De eerste doop in de nieuwe kerk vond plaats op 16 maart, het eerste huwelijk op 8 mei van datzelfde jaar.

Bij besluit van juni 1919 schonk de gemeenteraad van Strijp een klok uit 1462, de zogenaamde Mariaklok, aan het kerkbestuur, ter ophanging in de kerktoren.

Het aantal zitplaatsen werd na verloop van tijd uitgebreid tot zeker 1000.

Bij het zilveren priesterfeest van Pulskens in 1927 werd aan de pastoor een koperen ciborium en marmerbekleding voor kerkwanden en priesterkoor aangeboden.

Het oude kerkorgel uit de St. Trudokerk werd gerestaureerd en in de Steentjeskerk geplaatst. Het werd in 1933 vervangen door een nieuw orgel van de fa. Verschueren uit Heythuysen.

In de Tweede Wereldoorlog werd het kleine klokje uit de kerktoren gehaald als grondstof voor de Duitse oorlogsindustrie. De grote klok werd gespaard omwille van de ouderdom en monumentale waarde. Verder bleef de oorlogsschade beperkt tot gesneuvelde glas-in-loodramen.

Het 25-jarig bestaan van de parochie, in 1944, werd niet uitbundig gevierd; wel werd door de parochianen bijeengebracht geld bestemd voor 52 nieuwe glas-in-loodramen, die de oorspronkelijke zouden vervangen. In 1946 kreeg de kerk een nieuw angelusklokje ter vervanging van het oorspronkelijke klokje.

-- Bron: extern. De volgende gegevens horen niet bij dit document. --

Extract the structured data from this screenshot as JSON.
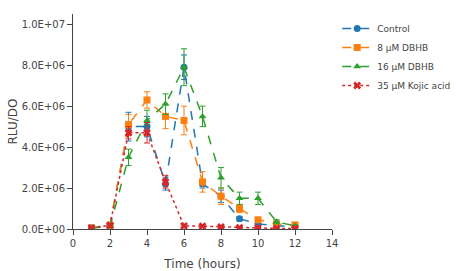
{
  "chart_data": {
    "type": "line",
    "xlabel": "Time (hours)",
    "ylabel": "RLU/DO",
    "xlim": [
      0,
      14
    ],
    "ylim": [
      0,
      10500000
    ],
    "xticks": [
      0,
      2,
      4,
      6,
      8,
      10,
      12,
      14
    ],
    "yticks": [
      {
        "value": 0,
        "label": "0.0E+00"
      },
      {
        "value": 2000000,
        "label": "2.0E+06"
      },
      {
        "value": 4000000,
        "label": "4.0E+06"
      },
      {
        "value": 6000000,
        "label": "6.0E+06"
      },
      {
        "value": 8000000,
        "label": "8.0E+06"
      },
      {
        "value": 10000000,
        "label": "1.0E+07"
      }
    ],
    "grid": false,
    "legend": "right",
    "x": [
      1,
      2,
      3,
      4,
      5,
      6,
      7,
      8,
      9,
      10,
      11,
      12
    ],
    "series": [
      {
        "name": "Control",
        "marker": "circle",
        "line_style": "dashed",
        "values": [
          50000,
          200000,
          5000000,
          5000000,
          2200000,
          7900000,
          2200000,
          1600000,
          500000,
          250000,
          150000,
          150000
        ],
        "yerr": [
          20000,
          80000,
          700000,
          500000,
          300000,
          600000,
          200000,
          300000,
          100000,
          80000,
          50000,
          50000
        ]
      },
      {
        "name": "8 μM DBHB",
        "marker": "square",
        "line_style": "dashed",
        "values": [
          50000,
          180000,
          5100000,
          6300000,
          5500000,
          5300000,
          2300000,
          1600000,
          1000000,
          450000,
          250000,
          200000
        ],
        "yerr": [
          20000,
          60000,
          500000,
          400000,
          600000,
          700000,
          500000,
          400000,
          200000,
          100000,
          60000,
          50000
        ]
      },
      {
        "name": "16 μM DBHB",
        "marker": "triangle-up",
        "line_style": "dashed",
        "values": [
          50000,
          120000,
          3500000,
          5300000,
          6100000,
          7900000,
          5500000,
          2500000,
          1500000,
          1500000,
          350000,
          150000
        ],
        "yerr": [
          20000,
          50000,
          400000,
          500000,
          500000,
          900000,
          500000,
          500000,
          300000,
          300000,
          100000,
          50000
        ]
      },
      {
        "name": "35 μM Kojic acid",
        "marker": "x",
        "line_style": "dotted",
        "values": [
          50000,
          180000,
          4700000,
          4700000,
          2300000,
          150000,
          140000,
          100000,
          60000,
          50000,
          30000,
          20000
        ],
        "yerr": [
          20000,
          60000,
          300000,
          500000,
          300000,
          50000,
          40000,
          30000,
          20000,
          20000,
          10000,
          10000
        ]
      }
    ]
  }
}
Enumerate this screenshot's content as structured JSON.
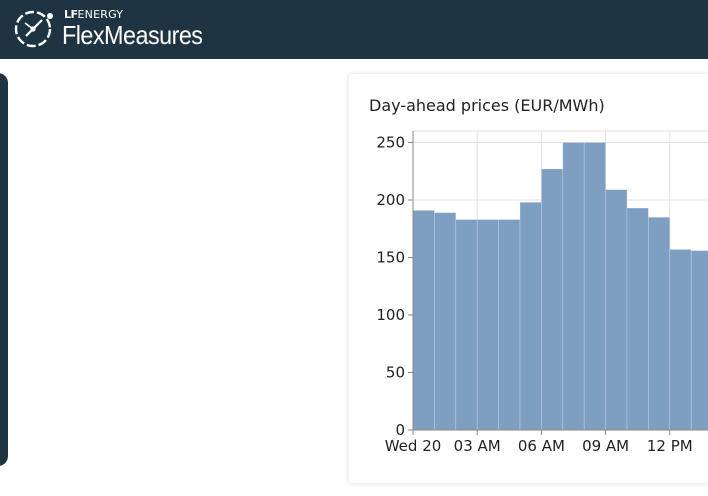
{
  "header": {
    "brand_sub_bold": "LF",
    "brand_sub_rest": "ENERGY",
    "brand_name": "FlexMeasures",
    "logo_icon": "flexmeasures-logo-icon",
    "background_color": "#1e3442"
  },
  "chart_card": {
    "title": "Day-ahead prices (EUR/MWh)"
  },
  "chart_data": {
    "type": "bar",
    "title": "Day-ahead prices (EUR/MWh)",
    "xlabel": "",
    "ylabel": "",
    "x_ticks": [
      "Wed 20",
      "03 AM",
      "06 AM",
      "09 AM",
      "12 PM"
    ],
    "categories": [
      "00:00",
      "01:00",
      "02:00",
      "03:00",
      "04:00",
      "05:00",
      "06:00",
      "07:00",
      "08:00",
      "09:00",
      "10:00",
      "11:00",
      "12:00",
      "13:00"
    ],
    "values": [
      191,
      189,
      183,
      183,
      183,
      198,
      227,
      250,
      250,
      209,
      193,
      185,
      157,
      156
    ],
    "y_ticks": [
      0,
      50,
      100,
      150,
      200,
      250
    ],
    "ylim": [
      0,
      260
    ],
    "grid": true,
    "bar_color": "#7f9fc2"
  }
}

Op 31 augustus 1953 ging pastoor Pulskens met emeritaat. Hij had vrijwel zijn hele familievermogen aan de parochie uitgegeven; zo bekostigde hij ook de bouw van de kosterswoning naast de kerk. Hij overleed op 2 mei 1957. Zijn opvolger pastoor Swagemakers zou tot de sluiting in 1971 aan de parochie verbonden blijven.

In 1955 werd de galerij voorzien van glas. Deze afsluiting zorgde voor minder tocht. Enkele jaren later, in 1959, moesten de dakspanten worden aangepakt omdat ze door boktorren waren aangetast. In 1962 werd een nieuwe vloer gelegd. Een jaar later werd de verwarming vervangen. In 1966 werd het priesterkoor aangepast.

In 1969 werd het 50-jarig bestaan van de parochie gevierd. Een jaar later al lag er een voorstel om de kerk te sluiten. Toenemend geldgebrek maakte dat noodzakelijk. Op 14 mei 1971 vond in de kerk de laatste huwelijkssluiting plaats.

Sluiting en herbestemming[bewerken | brontekst bewerken]

In 1971 werd de kerk gesloten. De inventaris werd deels verdeeld over de vier andere kerken in Strijp, deels in bruikleen gegeven aan het kerkelijk museum in Uden en deels verkocht. Het monumentale altaarciborie is overgebracht naar de Sint-Jacobuskerk in het dorp Zeeland. De Mariaklok en het angelusklokje gingen in 1974 naar de Maria Regina-kerk in Strijp.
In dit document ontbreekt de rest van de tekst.